Between January 2002 and December 2014, a total of 514 women met inclusion criteria. Of these, 63 (12%) had baseline proteinuria. As shown in the Table, women with baseline proteinuria were significantly more likely to develop superimposed preeclampsia (p<0.001), be delivered preterm (p=0.005 <30 weeks, p<0.001 for both <34 and <37 weeks), and to be delivered of a small-for-gestational age infant (p<0.001 for<10th percentile, p=0.02 for <3rd percentile) when compared with women who did not have early proteinuria. The frequency of placental abruption and perinatal loss did not differ between the two groups; and there were no women with eclampsia in either cohort. Rates of neonatal seizures, intubation, and ventilator dependence were also significantly increased in women with baseline proteinuria (Table).

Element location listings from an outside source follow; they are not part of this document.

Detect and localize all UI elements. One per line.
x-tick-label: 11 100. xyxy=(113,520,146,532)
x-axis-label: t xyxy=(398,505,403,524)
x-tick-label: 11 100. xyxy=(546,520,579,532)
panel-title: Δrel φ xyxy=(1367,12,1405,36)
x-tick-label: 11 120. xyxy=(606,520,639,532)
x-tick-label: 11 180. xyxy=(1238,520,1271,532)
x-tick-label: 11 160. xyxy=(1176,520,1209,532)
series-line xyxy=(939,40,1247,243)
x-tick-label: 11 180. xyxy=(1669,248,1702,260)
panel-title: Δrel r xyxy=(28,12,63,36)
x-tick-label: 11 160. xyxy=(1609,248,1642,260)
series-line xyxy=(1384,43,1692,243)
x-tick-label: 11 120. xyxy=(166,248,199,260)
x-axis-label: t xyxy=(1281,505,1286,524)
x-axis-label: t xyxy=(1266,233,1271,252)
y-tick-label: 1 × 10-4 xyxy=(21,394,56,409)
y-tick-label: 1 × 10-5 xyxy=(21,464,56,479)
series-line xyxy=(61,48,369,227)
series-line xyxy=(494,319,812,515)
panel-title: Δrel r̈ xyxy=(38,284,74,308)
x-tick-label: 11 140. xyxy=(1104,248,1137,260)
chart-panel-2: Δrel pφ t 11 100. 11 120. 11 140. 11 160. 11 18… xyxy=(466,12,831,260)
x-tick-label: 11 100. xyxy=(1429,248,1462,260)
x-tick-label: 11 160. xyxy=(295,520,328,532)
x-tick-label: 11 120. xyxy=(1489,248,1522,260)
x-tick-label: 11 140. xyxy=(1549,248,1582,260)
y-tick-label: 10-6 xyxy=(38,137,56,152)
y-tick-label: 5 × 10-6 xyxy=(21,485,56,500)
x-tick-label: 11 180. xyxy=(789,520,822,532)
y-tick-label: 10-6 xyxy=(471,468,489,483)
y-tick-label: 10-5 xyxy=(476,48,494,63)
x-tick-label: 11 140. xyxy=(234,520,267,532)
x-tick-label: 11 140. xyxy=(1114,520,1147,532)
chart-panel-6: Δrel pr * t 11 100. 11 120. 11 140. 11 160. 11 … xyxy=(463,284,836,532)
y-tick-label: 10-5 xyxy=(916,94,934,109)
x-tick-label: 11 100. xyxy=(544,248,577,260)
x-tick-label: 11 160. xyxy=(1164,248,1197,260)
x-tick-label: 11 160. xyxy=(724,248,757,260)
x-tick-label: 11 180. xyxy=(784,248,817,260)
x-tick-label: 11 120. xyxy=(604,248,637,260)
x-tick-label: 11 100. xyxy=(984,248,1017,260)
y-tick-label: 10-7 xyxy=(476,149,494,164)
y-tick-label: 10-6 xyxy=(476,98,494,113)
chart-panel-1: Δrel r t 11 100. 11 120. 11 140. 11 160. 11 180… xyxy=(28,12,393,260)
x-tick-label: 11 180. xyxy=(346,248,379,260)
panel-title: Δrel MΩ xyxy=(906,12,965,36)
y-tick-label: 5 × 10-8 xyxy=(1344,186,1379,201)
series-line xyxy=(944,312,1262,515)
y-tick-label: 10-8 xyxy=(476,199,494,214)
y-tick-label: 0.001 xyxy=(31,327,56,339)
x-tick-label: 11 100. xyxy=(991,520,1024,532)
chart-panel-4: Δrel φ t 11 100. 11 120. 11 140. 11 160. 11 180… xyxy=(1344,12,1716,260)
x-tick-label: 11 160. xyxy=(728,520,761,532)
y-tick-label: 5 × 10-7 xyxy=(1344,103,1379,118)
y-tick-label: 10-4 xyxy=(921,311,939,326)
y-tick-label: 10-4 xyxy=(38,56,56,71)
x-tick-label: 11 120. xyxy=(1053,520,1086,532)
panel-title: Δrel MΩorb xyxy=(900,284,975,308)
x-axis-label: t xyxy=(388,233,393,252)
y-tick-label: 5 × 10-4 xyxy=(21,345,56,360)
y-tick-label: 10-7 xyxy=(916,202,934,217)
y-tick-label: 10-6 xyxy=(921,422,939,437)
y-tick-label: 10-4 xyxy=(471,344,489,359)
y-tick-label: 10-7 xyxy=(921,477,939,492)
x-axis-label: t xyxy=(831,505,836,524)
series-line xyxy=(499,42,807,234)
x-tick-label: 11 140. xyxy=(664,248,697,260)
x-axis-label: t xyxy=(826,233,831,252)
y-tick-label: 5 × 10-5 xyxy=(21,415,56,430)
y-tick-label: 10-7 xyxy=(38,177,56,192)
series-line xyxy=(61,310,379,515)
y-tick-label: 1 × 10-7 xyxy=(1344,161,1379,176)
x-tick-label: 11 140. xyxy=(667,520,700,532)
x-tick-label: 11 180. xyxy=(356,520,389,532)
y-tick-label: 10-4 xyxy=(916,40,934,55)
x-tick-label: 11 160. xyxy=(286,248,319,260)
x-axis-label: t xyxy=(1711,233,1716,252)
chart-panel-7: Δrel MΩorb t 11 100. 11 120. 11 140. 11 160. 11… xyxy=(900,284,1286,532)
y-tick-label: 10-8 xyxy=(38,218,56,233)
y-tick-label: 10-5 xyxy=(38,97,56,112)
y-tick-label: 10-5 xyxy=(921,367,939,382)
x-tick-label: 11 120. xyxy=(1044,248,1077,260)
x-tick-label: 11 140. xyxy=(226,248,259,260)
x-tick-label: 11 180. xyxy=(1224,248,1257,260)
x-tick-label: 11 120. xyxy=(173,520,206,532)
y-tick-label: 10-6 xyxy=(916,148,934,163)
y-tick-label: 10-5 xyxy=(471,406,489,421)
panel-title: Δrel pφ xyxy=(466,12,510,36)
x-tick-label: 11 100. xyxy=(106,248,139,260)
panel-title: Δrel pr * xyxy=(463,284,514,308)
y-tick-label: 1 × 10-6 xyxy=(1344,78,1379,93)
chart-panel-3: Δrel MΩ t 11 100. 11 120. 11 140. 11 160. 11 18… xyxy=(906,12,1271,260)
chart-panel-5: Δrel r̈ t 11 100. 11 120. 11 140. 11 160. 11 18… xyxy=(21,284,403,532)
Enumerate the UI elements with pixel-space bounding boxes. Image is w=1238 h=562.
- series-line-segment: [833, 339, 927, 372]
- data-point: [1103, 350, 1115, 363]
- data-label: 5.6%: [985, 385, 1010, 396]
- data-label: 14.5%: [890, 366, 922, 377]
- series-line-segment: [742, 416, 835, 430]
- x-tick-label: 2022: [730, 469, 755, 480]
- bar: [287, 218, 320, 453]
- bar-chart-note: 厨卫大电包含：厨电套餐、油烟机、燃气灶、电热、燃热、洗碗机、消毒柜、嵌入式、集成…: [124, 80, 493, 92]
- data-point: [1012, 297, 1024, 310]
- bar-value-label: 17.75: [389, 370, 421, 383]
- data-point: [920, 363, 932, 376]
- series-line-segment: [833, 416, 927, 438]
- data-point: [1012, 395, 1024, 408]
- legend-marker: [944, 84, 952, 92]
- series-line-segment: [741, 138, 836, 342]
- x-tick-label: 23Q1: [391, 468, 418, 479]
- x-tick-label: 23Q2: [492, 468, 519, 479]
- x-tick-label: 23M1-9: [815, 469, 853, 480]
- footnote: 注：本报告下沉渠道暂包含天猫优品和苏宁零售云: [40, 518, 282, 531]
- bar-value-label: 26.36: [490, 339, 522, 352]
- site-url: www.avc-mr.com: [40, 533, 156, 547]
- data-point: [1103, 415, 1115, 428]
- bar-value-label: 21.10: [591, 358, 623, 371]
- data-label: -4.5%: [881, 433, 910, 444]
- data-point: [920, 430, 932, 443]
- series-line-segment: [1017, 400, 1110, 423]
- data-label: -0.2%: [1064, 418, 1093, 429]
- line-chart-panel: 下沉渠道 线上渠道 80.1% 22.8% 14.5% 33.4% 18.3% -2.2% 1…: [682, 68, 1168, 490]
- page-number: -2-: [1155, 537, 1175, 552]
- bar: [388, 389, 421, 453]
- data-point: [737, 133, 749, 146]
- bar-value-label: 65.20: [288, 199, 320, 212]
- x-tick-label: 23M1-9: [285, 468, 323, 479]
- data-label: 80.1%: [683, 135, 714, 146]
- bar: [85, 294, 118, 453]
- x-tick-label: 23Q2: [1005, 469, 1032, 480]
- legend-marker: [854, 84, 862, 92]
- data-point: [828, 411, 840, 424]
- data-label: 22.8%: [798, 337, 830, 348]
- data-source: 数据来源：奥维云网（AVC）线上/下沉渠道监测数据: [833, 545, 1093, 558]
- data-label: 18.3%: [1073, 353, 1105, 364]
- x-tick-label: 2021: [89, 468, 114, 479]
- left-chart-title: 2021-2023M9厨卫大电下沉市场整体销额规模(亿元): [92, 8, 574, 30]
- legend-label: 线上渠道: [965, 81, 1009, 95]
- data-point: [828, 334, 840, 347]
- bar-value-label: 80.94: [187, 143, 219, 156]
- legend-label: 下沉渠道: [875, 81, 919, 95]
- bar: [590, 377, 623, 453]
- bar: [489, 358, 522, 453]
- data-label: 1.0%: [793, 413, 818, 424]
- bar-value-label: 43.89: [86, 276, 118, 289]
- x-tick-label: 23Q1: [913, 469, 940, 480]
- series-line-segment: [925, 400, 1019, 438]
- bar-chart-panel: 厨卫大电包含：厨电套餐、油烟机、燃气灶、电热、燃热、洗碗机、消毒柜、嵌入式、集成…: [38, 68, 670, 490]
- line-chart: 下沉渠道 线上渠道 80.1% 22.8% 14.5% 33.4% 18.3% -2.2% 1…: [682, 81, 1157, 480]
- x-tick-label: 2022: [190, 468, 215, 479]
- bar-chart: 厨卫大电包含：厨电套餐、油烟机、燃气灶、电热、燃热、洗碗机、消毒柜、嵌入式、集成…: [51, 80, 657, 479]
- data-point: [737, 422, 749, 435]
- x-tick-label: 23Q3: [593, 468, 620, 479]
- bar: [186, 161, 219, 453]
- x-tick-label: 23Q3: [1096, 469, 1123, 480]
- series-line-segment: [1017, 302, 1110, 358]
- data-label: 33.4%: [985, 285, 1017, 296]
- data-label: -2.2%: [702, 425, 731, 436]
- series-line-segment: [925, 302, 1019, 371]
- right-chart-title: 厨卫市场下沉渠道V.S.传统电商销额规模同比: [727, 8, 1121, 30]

In pregnant women with treated CHTN, baseline proteinuria appears to be an important clinical feature when assessing maternal and fetal risk. Specifically, identification of proteinuria >300 mg/24-hour prior to 20 weeks is associated with significantly increased rates of superimposed preeclampsia, preterm birth, and compromised infant growth. Profound infant growth restriction (<3rd percentile) is found in more than 1 of 5 women with treated CHTN and baseline proteinuria.